As for year-over-year findings, the 2015 survey showed that there has been little change in the number of SMBs that have implemented sustainable business practices. Only 62 percent have implemented some type of company or employee-based program to reduce energy, encourage recycling, etc. That number is nearly identical to the findings in the 2014 survey.
“There are measureable benefits of sustainability, and one of the best things we can do as owners and leaders of businesses is to listen to younger generations and give them an opportunity to make a positive difference to our bottom lines and to the world around us,” said Taylor. “Our survey showed that some SMBs often find it difficult to make or justify the investment in sustainability programs or prioritize them over other demands and initiatives. From our own experience with the Cox Conserves program, I can confirm that sustainability is as good for our business as it is for the environment.”
Today Versus Tomorrow
SMB leaders identified the sustainable business activities they believe are most critical to implement now, as well as those that should take place in the next five years in terms of operations, investments and employees.

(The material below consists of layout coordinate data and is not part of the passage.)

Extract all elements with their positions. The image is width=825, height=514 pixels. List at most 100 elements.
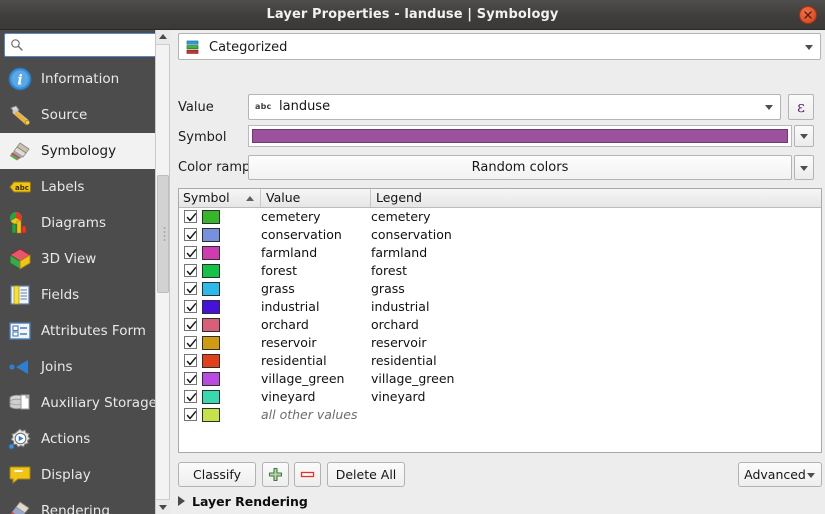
- row-checkbox[interactable]: [184, 300, 197, 313]
- color-ramp-dropdown-button[interactable]: [794, 155, 814, 180]
- scroll-up-arrow-icon[interactable]: [156, 30, 170, 45]
- sidebar-item-label: Diagrams: [41, 215, 106, 231]
- advanced-button-label: Advanced: [744, 467, 806, 482]
- row-checkbox[interactable]: [184, 282, 197, 295]
- row-symbol-swatch[interactable]: [202, 264, 220, 278]
- table-row[interactable]: grass grass: [179, 280, 821, 298]
- column-header-value[interactable]: Value: [261, 189, 371, 207]
- sidebar-item-actions[interactable]: Actions: [0, 421, 155, 457]
- sidebar-item-label: Symbology: [41, 143, 117, 159]
- table-row[interactable]: vineyard vineyard: [179, 388, 821, 406]
- row-value: orchard: [261, 317, 309, 332]
- row-checkbox[interactable]: [184, 318, 197, 331]
- scroll-down-arrow-icon[interactable]: [156, 499, 170, 514]
- renderer-type-combo[interactable]: Categorized: [178, 33, 821, 60]
- sidebar-item-labels[interactable]: abc Labels: [0, 169, 155, 205]
- expression-epsilon-icon: ε: [797, 98, 805, 116]
- table-row[interactable]: residential residential: [179, 352, 821, 370]
- sidebar-item-symbology[interactable]: Symbology: [0, 133, 155, 169]
- row-checkbox[interactable]: [184, 246, 197, 259]
- sidebar-scrollbar[interactable]: [155, 30, 170, 514]
- sidebar-item-label: Fields: [41, 287, 80, 303]
- row-checkbox[interactable]: [184, 264, 197, 277]
- row-symbol-swatch[interactable]: [202, 210, 220, 224]
- table-row[interactable]: forest forest: [179, 262, 821, 280]
- window-title: Layer Properties - landuse | Symbology: [266, 7, 559, 22]
- titlebar: Layer Properties - landuse | Symbology: [0, 0, 825, 30]
- sidebar-item-label: Joins: [41, 359, 73, 375]
- source-icon: [7, 102, 33, 128]
- row-legend: industrial: [371, 299, 430, 314]
- sidebar-item-rendering[interactable]: Rendering: [0, 493, 155, 514]
- categories-table: Symbol Value Legend cemetery cemetery cons…: [178, 188, 822, 453]
- table-row[interactable]: orchard orchard: [179, 316, 821, 334]
- add-symbol-button[interactable]: [262, 462, 289, 487]
- row-checkbox[interactable]: [184, 354, 197, 367]
- row-symbol-swatch[interactable]: [202, 282, 220, 296]
- sidebar-item-3d-view[interactable]: 3D View: [0, 241, 155, 277]
- remove-symbol-button[interactable]: [294, 462, 321, 487]
- row-legend: reservoir: [371, 335, 427, 350]
- advanced-button[interactable]: Advanced: [738, 462, 822, 487]
- table-row[interactable]: cemetery cemetery: [179, 208, 821, 226]
- value-field-text: landuse: [279, 99, 331, 114]
- row-symbol-swatch[interactable]: [202, 372, 220, 386]
- sidebar-item-diagrams[interactable]: Diagrams: [0, 205, 155, 241]
- scrollbar-grip-icon: [163, 226, 166, 242]
- row-symbol-swatch[interactable]: [202, 336, 220, 350]
- layer-properties-dialog: Layer Properties - landuse | Symbology i…: [0, 0, 825, 514]
- nav-list: i Information Source Symbology abc Label…: [0, 61, 155, 514]
- row-checkbox[interactable]: [184, 408, 197, 421]
- sidebar-item-auxiliary-storage[interactable]: Auxiliary Storage: [0, 385, 155, 421]
- row-legend: cemetery: [371, 209, 431, 224]
- classify-button[interactable]: Classify: [178, 462, 256, 487]
- delete-all-button[interactable]: Delete All: [327, 462, 405, 487]
- row-symbol-swatch[interactable]: [202, 300, 220, 314]
- row-checkbox[interactable]: [184, 228, 197, 241]
- table-row[interactable]: reservoir reservoir: [179, 334, 821, 352]
- row-checkbox[interactable]: [184, 336, 197, 349]
- color-ramp-combo[interactable]: Random colors: [248, 155, 792, 180]
- row-checkbox[interactable]: [184, 390, 197, 403]
- row-legend: orchard: [371, 317, 419, 332]
- symbol-preview-button[interactable]: [248, 125, 792, 147]
- row-value: all other values: [261, 407, 358, 422]
- expression-button[interactable]: ε: [788, 94, 814, 120]
- sidebar-item-display[interactable]: Display: [0, 457, 155, 493]
- sidebar-item-label: Auxiliary Storage: [41, 395, 155, 411]
- scrollbar-thumb[interactable]: [157, 175, 169, 293]
- row-checkbox[interactable]: [184, 372, 197, 385]
- column-header-legend[interactable]: Legend: [371, 189, 823, 207]
- sidebar-item-attributes-form[interactable]: Attributes Form: [0, 313, 155, 349]
- row-symbol-swatch[interactable]: [202, 390, 220, 404]
- search-box[interactable]: [4, 33, 159, 57]
- symbol-color-bar: [252, 129, 788, 143]
- chevron-down-icon: [805, 44, 813, 50]
- row-symbol-swatch[interactable]: [202, 354, 220, 368]
- row-symbol-swatch[interactable]: [202, 408, 220, 422]
- search-input[interactable]: [27, 34, 155, 56]
- sidebar-item-information[interactable]: i Information: [0, 61, 155, 97]
- sort-ascending-icon: [246, 196, 254, 201]
- svg-text:abc: abc: [15, 184, 29, 192]
- sidebar-item-source[interactable]: Source: [0, 97, 155, 133]
- row-checkbox[interactable]: [184, 210, 197, 223]
- information-icon: i: [7, 66, 33, 92]
- table-row[interactable]: conservation conservation: [179, 226, 821, 244]
- layer-rendering-section[interactable]: Layer Rendering: [178, 492, 308, 510]
- row-legend: grass: [371, 281, 405, 296]
- row-symbol-swatch[interactable]: [202, 228, 220, 242]
- chevron-right-icon: [178, 496, 185, 506]
- table-row[interactable]: farmland farmland: [179, 244, 821, 262]
- row-symbol-swatch[interactable]: [202, 318, 220, 332]
- row-value: forest: [261, 263, 298, 278]
- close-icon[interactable]: [799, 6, 817, 24]
- row-symbol-swatch[interactable]: [202, 246, 220, 260]
- symbol-dropdown-button[interactable]: [794, 125, 814, 147]
- table-row[interactable]: village_green village_green: [179, 370, 821, 388]
- value-field-combo[interactable]: abc landuse: [248, 94, 781, 120]
- table-row[interactable]: all other values: [179, 406, 821, 424]
- sidebar-item-fields[interactable]: Fields: [0, 277, 155, 313]
- sidebar-item-joins[interactable]: Joins: [0, 349, 155, 385]
- table-row[interactable]: industrial industrial: [179, 298, 821, 316]
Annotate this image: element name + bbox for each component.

- Operations: Using supplies more efficiently (67 percent) is critical today, and utilizing solar technology is the top item to take place in the next five years (49 percent).
- Investments: SMBs believe that buying or leasing refurbished goods is the most critical activity today (47 percent), and they identified buying alternative energy as the top item to look at over the next five years (47 percent).
- Employees: Encouraging employees to power down equipment is critical today (55 percent), while offering employees incentives to purchase eco-friendly vehicles (31 percent) is noted as the top activity to look at in the next five years.
Cox Conserves is Cox Enterprises’ national sustainability program, which focuses on reducing waste and energy consumption, conserving water and encouraging employees to engage in eco-friendly practices. The company’s sustainability goals are to send zero waste to landfill by 2024 and become carbon and water neutral by 2044.
About the 2015 Cox Conserves Sustainability Survey
The 2015 Cox Conserves Sustainability Survey was conducted in June and July among a national sample of 2,019 decision-makers of businesses with less than 1,000 employees. The margin of error for the survey is plus or minus 2.18 percent and gauges SMB perceptions and challenges regarding sustainability. The survey is a part of the company’s larger commitment to conservation and ongoing desire to further sustainable business practices.